|1- Department of Psychology, University of Tehran, Tehran, Iran , firstname.lastname@example.org
2- Department of Psychology, University of Tehran, Tehran, Iran
Background and Aim: Childhood cancer is associated with fatal disorder and Countless studies about the psychological damage to children with cancer, increasing prejudice toward this group of children. The aim of this study was evaluate the accuracy of prejudices via comparison of children with cancer and children with hemophilia in cognitive impairments.
Methods: In this study, as a causal-comparative investigation, participated 50 children with hemophilia, 50 children with acute leukemia and 50 healthy children, in range of 7-12-year-old who referred to a children hospital (Mofid Hospital). In this study, a computerized version of N-back working memory test for assessing working memory function, Continuous Performance Test (CPT) for Attention Maintenance, and Wisconsin Card Sorting Test (WCST) for Executive Function and flexibility were applied.
Results: In N-back test, both groups of children with hemophilia and ALL in compare to healthy children reveal faint function in correct answer and no answer (P<0.001), but there is no significant difference between two groups of children with healthy ones in reaction time. In attention maintenance, children with hemophilia react weakly to variables like error in providing response, error elimination and the number of correct answers (P<0/001) but there were no significantly difference between two groups of children in reaction time. Comparing children with ALL and children with hemophilia in executive function showed children with hemophilia couldn’t react well in variables % correct, % Errors, Categories achieved, and Failures to maintain set. Children with hemophilia did not differ from children with acute Lymphoblastic leukemia (e.g. active memory) in some of indicators their functions were worst (such as executive functions) and both groups showed poorer performance than healthy children.
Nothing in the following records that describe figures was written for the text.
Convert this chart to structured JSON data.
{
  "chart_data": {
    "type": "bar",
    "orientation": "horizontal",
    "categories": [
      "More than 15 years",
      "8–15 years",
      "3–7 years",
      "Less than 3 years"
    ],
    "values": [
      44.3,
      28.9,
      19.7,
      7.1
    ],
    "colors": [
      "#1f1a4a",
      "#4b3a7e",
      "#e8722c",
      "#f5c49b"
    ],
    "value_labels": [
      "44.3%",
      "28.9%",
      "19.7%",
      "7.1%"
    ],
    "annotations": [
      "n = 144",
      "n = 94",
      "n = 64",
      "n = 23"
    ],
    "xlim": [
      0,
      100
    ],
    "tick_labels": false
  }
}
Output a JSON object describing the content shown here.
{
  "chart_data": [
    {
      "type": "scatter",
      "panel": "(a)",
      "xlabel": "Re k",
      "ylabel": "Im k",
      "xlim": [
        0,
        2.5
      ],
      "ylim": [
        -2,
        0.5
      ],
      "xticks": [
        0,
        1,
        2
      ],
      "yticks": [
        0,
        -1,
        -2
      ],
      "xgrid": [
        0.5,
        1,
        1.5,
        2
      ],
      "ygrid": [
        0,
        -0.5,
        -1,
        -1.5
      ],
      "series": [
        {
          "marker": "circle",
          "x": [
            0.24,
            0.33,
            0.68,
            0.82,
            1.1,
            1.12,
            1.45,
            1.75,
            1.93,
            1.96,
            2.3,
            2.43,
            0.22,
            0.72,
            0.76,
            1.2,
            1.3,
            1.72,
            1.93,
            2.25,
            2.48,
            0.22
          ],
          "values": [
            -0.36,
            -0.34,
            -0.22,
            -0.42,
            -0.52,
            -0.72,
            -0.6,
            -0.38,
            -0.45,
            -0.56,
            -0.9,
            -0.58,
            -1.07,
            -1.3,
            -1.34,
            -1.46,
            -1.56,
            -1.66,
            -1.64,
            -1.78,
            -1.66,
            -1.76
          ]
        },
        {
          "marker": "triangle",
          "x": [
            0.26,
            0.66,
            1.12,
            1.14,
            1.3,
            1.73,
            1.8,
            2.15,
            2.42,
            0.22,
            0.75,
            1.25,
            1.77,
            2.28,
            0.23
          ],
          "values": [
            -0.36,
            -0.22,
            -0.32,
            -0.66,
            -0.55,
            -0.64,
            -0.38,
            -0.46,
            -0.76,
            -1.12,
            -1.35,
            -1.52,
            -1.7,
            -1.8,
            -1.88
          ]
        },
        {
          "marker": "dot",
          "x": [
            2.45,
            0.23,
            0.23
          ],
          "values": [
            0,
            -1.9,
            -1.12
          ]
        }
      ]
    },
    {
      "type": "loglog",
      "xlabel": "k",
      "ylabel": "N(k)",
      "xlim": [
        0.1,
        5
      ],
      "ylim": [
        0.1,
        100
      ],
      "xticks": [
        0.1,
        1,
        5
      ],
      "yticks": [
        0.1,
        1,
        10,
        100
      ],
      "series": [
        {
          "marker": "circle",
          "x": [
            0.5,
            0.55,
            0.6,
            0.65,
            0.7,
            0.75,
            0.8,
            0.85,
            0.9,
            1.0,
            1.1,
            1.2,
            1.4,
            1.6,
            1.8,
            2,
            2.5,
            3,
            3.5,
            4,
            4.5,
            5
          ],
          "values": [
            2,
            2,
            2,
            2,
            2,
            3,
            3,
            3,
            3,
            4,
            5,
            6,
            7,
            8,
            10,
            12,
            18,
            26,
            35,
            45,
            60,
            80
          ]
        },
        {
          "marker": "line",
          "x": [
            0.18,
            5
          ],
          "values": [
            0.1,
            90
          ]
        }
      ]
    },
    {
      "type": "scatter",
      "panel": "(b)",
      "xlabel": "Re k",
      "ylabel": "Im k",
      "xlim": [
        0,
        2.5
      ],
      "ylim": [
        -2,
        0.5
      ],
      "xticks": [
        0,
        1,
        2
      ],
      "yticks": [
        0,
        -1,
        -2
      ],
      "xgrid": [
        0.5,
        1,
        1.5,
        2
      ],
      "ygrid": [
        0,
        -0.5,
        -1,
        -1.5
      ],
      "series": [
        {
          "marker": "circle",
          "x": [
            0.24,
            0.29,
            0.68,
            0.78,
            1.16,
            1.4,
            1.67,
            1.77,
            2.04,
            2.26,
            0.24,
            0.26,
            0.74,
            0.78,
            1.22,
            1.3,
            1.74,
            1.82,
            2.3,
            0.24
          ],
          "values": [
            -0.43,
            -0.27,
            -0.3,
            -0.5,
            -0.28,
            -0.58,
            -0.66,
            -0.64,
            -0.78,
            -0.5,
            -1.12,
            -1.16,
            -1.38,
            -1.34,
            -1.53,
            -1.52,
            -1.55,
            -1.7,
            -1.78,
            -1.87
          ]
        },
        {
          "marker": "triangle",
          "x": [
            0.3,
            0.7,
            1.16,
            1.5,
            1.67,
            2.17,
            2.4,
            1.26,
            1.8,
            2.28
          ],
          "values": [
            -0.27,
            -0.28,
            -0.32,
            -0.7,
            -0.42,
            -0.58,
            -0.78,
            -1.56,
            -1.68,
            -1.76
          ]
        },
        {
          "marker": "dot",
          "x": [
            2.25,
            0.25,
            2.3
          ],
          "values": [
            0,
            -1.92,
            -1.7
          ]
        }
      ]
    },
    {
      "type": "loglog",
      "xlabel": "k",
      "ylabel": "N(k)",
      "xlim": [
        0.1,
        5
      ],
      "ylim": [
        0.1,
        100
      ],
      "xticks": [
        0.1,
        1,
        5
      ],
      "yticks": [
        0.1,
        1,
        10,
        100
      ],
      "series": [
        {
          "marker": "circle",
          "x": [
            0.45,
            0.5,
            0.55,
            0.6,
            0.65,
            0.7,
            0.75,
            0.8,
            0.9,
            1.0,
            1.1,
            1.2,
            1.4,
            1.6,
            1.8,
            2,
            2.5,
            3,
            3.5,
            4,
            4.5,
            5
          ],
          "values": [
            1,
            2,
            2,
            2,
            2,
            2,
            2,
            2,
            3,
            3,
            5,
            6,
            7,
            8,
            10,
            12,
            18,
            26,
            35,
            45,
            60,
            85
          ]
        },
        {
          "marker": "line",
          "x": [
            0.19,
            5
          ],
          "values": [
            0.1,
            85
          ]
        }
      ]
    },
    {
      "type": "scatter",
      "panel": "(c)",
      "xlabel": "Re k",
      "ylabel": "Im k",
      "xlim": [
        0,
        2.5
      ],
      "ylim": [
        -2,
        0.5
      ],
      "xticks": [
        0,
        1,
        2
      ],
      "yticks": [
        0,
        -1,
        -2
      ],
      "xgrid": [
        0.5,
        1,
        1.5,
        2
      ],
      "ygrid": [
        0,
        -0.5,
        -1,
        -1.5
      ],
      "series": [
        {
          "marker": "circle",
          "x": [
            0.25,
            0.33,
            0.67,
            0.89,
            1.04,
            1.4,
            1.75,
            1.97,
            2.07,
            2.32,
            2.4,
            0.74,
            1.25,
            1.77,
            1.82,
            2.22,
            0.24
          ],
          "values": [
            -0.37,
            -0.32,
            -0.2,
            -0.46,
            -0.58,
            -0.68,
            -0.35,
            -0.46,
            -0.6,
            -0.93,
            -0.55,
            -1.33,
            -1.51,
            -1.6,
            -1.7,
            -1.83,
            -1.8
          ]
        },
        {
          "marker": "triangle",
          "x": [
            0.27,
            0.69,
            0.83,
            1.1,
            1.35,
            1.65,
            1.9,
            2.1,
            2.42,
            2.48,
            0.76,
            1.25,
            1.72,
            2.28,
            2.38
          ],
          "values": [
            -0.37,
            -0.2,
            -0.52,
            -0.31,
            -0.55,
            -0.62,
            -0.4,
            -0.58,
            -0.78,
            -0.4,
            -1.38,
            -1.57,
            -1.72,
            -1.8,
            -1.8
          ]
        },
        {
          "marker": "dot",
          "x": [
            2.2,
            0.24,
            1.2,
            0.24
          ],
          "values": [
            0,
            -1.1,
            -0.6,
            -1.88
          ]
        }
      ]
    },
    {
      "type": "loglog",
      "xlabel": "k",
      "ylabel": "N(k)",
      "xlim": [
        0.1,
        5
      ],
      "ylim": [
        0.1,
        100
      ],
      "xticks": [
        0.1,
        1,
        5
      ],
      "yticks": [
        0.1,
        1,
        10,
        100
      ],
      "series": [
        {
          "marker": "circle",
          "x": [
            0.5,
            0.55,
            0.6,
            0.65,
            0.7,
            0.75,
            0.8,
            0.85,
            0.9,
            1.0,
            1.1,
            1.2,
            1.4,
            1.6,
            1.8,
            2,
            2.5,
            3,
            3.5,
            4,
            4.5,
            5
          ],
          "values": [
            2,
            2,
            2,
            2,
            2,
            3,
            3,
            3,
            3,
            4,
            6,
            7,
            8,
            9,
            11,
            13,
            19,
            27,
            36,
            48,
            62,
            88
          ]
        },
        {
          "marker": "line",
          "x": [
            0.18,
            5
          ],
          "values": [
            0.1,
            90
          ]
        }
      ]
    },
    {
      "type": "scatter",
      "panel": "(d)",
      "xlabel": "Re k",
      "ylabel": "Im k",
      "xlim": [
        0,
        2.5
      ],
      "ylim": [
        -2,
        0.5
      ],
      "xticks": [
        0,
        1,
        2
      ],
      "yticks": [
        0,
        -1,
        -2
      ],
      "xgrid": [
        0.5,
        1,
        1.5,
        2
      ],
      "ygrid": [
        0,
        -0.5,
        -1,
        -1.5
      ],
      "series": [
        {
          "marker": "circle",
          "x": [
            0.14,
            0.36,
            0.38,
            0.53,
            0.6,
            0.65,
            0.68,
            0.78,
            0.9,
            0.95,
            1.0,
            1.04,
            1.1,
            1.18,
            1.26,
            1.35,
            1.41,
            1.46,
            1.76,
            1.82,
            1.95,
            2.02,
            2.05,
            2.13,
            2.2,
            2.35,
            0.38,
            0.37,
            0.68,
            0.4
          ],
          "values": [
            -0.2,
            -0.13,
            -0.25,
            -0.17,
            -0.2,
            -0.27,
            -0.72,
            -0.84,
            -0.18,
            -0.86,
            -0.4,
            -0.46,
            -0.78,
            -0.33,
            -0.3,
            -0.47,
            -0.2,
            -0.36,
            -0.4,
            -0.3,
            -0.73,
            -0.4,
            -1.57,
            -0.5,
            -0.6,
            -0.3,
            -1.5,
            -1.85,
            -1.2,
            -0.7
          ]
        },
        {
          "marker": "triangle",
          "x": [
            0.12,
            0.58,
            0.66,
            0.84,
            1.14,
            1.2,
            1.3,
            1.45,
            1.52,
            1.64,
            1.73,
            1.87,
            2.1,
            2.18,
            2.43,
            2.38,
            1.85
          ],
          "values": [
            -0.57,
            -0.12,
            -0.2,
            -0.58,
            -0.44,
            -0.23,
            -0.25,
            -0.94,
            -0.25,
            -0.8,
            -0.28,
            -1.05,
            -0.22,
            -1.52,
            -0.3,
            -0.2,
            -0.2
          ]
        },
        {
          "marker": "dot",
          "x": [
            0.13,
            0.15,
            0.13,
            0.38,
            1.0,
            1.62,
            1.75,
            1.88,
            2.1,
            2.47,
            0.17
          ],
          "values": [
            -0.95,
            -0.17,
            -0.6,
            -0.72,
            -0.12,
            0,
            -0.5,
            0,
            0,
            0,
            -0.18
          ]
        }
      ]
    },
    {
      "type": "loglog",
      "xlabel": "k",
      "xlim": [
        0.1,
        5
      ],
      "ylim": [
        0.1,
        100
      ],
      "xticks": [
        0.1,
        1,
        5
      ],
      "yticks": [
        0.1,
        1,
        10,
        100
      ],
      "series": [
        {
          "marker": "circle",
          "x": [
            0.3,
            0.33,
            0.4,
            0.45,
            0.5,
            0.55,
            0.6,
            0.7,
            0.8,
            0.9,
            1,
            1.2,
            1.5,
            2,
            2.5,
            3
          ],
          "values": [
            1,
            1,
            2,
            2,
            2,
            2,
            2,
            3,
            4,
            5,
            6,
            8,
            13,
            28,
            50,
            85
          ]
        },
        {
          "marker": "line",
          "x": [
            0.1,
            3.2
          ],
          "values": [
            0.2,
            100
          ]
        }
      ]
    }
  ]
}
Conclusion: Leukemia is thought to be worse off than its hemophilia in consequences and cognitive impairment, while this study has shown that other chronic diseases, such as hemophilia, can cause the same cognitive impairment as well. The results of this study emphasize that cognitive interventions are necessary for children with chronic diseases related to blood disorders.
Working memory, Executive functions, Attention-maintenance, Hemophilia, Acute Lymphoblastic leukemia (ALL).